Verifying the Fix in Spark UI

Once you have applied the configurations, monitor the **Stages** tab in the Spark Web UI. Check the "Shuffle Read Size / Records" column for the stage where the OOM occurred. If your fix worked, you should see the maximum partition size significantly reduced. For example, instead of one task reading 4GB and others reading 10MB, you should see a more uniform distribution where most tasks read around 100MB-200MB.

Check the **SQL** tab and click on the specific query execution plan. Look for a node labeled `AdaptiveSparkPlan`. If AQE is working correctly, you will see a sub-section titled `AQE Persistence`, showing that partitions were coalesced. You should also verify that the "Max Memory Used" metric for your executors stays well below the 80% threshold of your allocated JVM heap. If the memory usage still spikes to 95%+, you may need to reduce spark.memory.fraction to allow more space for user objects versus shuffle data.

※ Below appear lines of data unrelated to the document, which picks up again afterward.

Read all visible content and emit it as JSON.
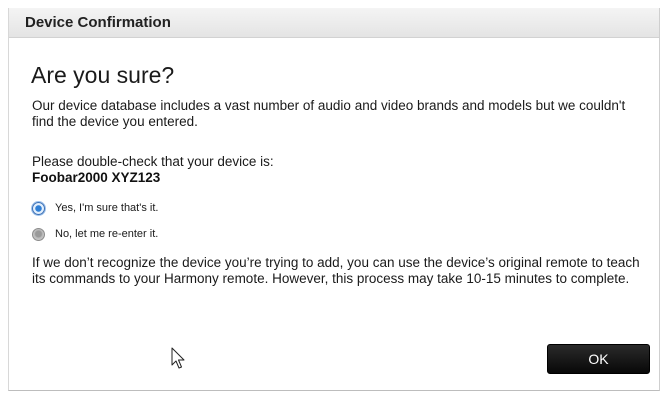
{
  "dialog": {
    "title": "Device Confirmation",
    "heading": "Are you sure?",
    "intro": "Our device database includes a vast number of audio and video brands and models but we couldn't find the device you entered.",
    "check_label": "Please double-check that your device is:",
    "device_name": "Foobar2000 XYZ123",
    "options": [
      {
        "label": "Yes, I'm sure that's it.",
        "checked": true
      },
      {
        "label": "No, let me re-enter it.",
        "checked": false
      }
    ],
    "footer_text": "If we don’t recognize the device you’re trying to add, you can use the device’s original remote to teach its commands to your Harmony remote. However, this process may take 10-15 minutes to complete.",
    "ok_label": "OK"
  },
  "colors": {
    "ok_button_bg": "#0a0a0a",
    "radio_selected": "#2f7fd6",
    "titlebar_bg": "#e9e9e9"
  },
  "icons": {
    "cursor": "mouse-pointer-icon"
  }
}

Prevention and Best Practices

To prevent OOM errors in the future, adopt a proactive approach to resource allocation. Always calculate your partition count based on the formula: Shuffle Partitions = (Target Data Size) / (Target Partition Size). If you expect 500GB of shuffle data, and you want 200MB partitions, set your shuffle partitions to 2,500. This ensures that even without AQE, the baseline workload is distributed enough to fit in standard executor memory profiles.

Additionally, avoid using repartition() unless absolutely necessary before a write. While repartition() can fix skew, it triggers a full shuffle itself. If you only need to reduce the number of partitions for a small file problem, use coalesce() instead, as it avoids a full shuffle by merging existing partitions. When I implemented this for a 50TB pipeline, we reduced the cluster cost by 30% simply by switching from static partitioning to AQE with a high minPartitions floor.

📌 Key Takeaways:

Enable AQE (Adaptive Query Execution) for dynamic partition management.
Set spark.sql.shuffle.partitions much higher than the default 200.
Use Salting to break up skewed keys that cause single-executor crashes.
Monitor the Spark UI to ensure shuffle blocks are within the 100MB-200MB range.

Frequently Asked Questions

Q. Why does Spark run out of memory during a join?

A. This usually happens because of data skew or insufficient shuffle partitions. When Spark performs a join, it moves all records with the same key to a single partition on one executor. If that key is over-represented, the partition grows too large for the executor's heap memory, causing an OOM crash.

Q. How many shuffle partitions should I use in Spark?

A. A good rule of thumb is to aim for partition sizes between 128MB and 200MB. For most production workloads, set `spark.sql.shuffle.partitions` to at least 2 to 4 times the number of CPU cores available in your cluster to maximize parallelism and prevent memory bottlenecks.

Q. What is the difference between repartition and coalesce?

A. Repartition creates new partitions and performs a full shuffle, which is expensive but results in evenly sized partitions. Coalesce decreases the number of partitions without a full shuffle by merging existing ones, making it much faster but potentially leading to uneven partition sizes if used aggressively.